I think it just awakened in me the possibility of feeling that way about someone again, some day. It's like a part of me that I have denied for a long time is starting to wake up again. It's harder with this guy because I have got to know him very well over the last couple of years. I had no idea that underneath it all there was a spark of attraction, I honestly didn't realise.

Now I do I'm managing to keep my head down and avoid any potentially dangerous situations. Trust me...after all these years my self control is epic.

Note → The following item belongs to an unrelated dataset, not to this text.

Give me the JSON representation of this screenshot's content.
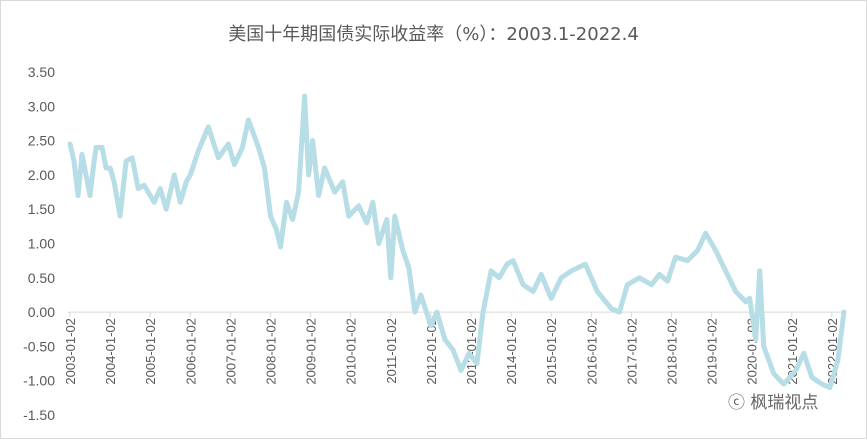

In the end, although I'm petrified at the idea of breaking up my family, I do feel like a couple of years from now we will all be happier, at least happier than we will be if we stay together. We have some money aside so he could potentially find somewhere to live nearby and see the kids as much as possible.

He's still very much in "action mode" right now. Buzzing around making plans for days out and sending me flowers. He does not accept that we aren't going to make it. For me, the seed of freedom from this half-marriage has been well and truly planted and I know I can't go on.

Imperial you know it's interesting, I actually hope you're right and he does meet someone else. I would love to see him truly happy with someone gazing at him adoringly like I used to. I know it will hurt, but he deserves to be loved.